Von seinen Anfängen an war Sudermann ein Stück Poet und ein Stück Macher. Aber sehr bald bekam der Macher die Gewalt über den Poeten und verschlang ihn allmählich gänzlich. Jetzt ist nun auch der Macher fertig. Eine gewisse Mache lässt sich ja auch noch in diesem sogenannten Drama erkennen. Gleich der sozialdemokratische Agitator ist so angelegt, als wäre er eine dichterisch geschaute Gestalt, während das Bourgeoispublikum sich doch sagen soll und muss: Trotz allen Prinzipgeschwätzes ist der Kerl ein Schuft.
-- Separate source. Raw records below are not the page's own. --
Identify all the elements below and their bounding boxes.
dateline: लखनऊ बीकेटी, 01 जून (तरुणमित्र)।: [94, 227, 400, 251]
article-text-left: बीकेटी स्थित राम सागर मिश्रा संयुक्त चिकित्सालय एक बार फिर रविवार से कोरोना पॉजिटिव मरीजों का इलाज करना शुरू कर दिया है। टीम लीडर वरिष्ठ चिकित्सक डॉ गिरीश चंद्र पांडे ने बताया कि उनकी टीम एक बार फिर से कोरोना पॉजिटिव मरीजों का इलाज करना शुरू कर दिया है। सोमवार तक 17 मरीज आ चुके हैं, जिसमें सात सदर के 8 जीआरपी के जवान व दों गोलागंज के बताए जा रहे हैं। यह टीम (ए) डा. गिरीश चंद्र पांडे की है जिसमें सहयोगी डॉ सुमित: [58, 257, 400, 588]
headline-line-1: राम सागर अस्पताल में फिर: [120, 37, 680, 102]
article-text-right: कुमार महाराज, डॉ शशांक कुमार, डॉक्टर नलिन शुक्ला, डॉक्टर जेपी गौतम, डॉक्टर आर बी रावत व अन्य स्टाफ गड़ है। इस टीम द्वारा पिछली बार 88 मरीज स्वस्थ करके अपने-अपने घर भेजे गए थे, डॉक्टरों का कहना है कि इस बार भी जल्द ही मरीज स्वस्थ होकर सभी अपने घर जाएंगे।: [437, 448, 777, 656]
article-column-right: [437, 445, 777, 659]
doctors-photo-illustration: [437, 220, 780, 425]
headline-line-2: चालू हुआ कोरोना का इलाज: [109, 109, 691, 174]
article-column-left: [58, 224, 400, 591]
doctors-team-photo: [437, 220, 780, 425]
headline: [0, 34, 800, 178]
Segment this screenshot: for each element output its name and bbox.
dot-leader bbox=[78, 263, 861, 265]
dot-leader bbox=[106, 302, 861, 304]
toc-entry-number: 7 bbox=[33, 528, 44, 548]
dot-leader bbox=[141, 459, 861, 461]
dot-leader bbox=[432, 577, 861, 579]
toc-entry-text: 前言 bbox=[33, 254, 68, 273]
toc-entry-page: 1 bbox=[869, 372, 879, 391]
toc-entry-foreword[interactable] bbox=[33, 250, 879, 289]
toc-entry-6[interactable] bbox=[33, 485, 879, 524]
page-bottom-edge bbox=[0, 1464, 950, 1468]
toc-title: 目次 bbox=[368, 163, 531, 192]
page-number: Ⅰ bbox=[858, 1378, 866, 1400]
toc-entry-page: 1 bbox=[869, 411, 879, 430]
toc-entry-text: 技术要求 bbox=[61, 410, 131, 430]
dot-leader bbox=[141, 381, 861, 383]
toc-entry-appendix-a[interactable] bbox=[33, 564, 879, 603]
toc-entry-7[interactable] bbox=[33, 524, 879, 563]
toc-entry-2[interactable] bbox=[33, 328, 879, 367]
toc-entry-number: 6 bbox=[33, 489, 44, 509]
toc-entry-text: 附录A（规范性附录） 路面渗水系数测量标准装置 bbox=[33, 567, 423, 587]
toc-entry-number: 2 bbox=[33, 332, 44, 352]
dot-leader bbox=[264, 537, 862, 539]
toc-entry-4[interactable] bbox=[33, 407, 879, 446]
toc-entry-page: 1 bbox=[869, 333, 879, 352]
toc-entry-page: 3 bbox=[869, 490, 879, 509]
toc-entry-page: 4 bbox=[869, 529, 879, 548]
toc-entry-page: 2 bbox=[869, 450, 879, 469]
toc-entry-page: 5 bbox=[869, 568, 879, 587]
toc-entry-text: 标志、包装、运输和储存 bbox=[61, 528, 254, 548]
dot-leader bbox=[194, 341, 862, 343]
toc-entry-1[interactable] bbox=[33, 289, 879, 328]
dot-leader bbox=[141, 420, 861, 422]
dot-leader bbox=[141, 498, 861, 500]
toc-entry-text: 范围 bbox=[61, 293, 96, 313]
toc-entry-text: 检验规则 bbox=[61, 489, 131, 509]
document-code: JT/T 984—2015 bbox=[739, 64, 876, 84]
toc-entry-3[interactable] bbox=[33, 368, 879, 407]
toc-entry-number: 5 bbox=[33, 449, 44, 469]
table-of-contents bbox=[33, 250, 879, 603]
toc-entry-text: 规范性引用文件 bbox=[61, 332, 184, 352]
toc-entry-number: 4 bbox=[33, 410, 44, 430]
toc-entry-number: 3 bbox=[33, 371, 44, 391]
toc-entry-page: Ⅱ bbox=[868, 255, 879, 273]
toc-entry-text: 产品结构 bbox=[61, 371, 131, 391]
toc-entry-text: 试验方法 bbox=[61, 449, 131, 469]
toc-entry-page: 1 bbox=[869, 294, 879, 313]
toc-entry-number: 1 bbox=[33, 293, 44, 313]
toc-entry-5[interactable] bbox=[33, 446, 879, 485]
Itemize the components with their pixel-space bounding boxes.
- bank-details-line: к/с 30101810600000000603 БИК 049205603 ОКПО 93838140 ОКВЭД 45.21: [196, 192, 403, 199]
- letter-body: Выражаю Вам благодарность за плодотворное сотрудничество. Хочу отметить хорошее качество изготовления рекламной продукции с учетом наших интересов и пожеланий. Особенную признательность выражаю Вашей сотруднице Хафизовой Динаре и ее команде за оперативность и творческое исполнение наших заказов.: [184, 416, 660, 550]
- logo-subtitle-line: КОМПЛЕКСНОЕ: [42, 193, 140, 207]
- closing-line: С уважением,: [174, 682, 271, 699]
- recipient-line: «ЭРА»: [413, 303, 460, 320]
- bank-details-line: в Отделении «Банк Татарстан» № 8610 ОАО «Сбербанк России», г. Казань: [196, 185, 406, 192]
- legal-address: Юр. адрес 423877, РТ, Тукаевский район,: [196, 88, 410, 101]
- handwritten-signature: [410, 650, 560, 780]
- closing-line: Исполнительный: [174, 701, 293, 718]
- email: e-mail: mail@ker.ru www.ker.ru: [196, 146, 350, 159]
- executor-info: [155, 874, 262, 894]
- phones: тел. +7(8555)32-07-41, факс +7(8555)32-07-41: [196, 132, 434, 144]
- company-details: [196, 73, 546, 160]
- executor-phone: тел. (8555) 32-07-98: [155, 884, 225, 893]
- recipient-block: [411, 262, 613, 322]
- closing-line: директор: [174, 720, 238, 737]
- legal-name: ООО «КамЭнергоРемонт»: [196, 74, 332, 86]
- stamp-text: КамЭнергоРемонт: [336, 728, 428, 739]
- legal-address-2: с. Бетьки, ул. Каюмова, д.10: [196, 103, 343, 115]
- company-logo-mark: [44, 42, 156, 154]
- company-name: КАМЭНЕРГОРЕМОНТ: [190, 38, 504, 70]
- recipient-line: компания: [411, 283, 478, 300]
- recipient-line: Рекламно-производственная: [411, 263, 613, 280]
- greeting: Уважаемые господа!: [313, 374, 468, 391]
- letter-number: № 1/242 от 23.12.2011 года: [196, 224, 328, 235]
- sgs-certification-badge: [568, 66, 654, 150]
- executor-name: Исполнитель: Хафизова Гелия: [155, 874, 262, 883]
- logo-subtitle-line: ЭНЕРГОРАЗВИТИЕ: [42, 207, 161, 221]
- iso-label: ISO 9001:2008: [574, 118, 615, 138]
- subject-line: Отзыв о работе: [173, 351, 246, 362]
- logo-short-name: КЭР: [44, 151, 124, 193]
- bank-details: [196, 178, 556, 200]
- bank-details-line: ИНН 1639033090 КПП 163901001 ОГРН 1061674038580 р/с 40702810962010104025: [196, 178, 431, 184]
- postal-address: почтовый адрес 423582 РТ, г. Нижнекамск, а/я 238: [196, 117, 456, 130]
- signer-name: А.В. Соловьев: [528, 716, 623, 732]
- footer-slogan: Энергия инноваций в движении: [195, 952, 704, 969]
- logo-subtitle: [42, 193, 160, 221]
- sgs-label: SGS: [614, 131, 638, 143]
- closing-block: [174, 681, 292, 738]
In anderer, aber ähnlicher Weise sucht Sudermann die etwaige Antipathie des Bourgeoispublikums gegen seine feudale Egeria dadurch im Keime zu ersticken, dass er einige feudale Parteihäuptlinge im Stile des Simplizissimus als Karikaturen zeichnet. Aber diese Art Mache ist selbst für das Publikum des Berliner Luxustheaters zu trostlos. Bei der ersten Aufführung hat eine eifrige Claque äußerlich noch über die Opposition gesiegt, aber schon bei der nächsten Aufführung, der wir beiwohnten, herrschte jene Eiseskälte, die nach Sudermann eine Eigenschaft der Prinzipien ist und in diesem Falle einer prinzipiellen Ablehnung seiner Theatermache allerdings verzweifelt ähnlich sah.

Die Handlung des Stückes ist sinnlos, und seine Gestalten sind Marionetten, ohne einen Funken wirklichen Lebens. Es ist nicht einmal zu erkennen, an welchem Tendenzdraht Herr Sudermann sie tanzen lässt. Wollte er eine dramatisch psychologische Studie über feudale Ehrbegriffe schreiben? Dann hätte er nur die eine Wirkung erzielt, dass der triviale Duellmord im Lichte einer sehr geistreichen, menschlichen und natürlichen Sache erscheint, gegenüber den Schuld- und Sühnebegriffen, die in diesem Stücke entwickelt werden. Aber vielleicht hat Herr Sudermann etwas anderes gewollt; wer mag es wissen bei der Ohnmacht, die er bekundet, zu gestalten, was sein Herz bewegt? Wir müssen uns getrösten, dass es noch schlimmer nun eigentlich doch wohl nicht kommen kann.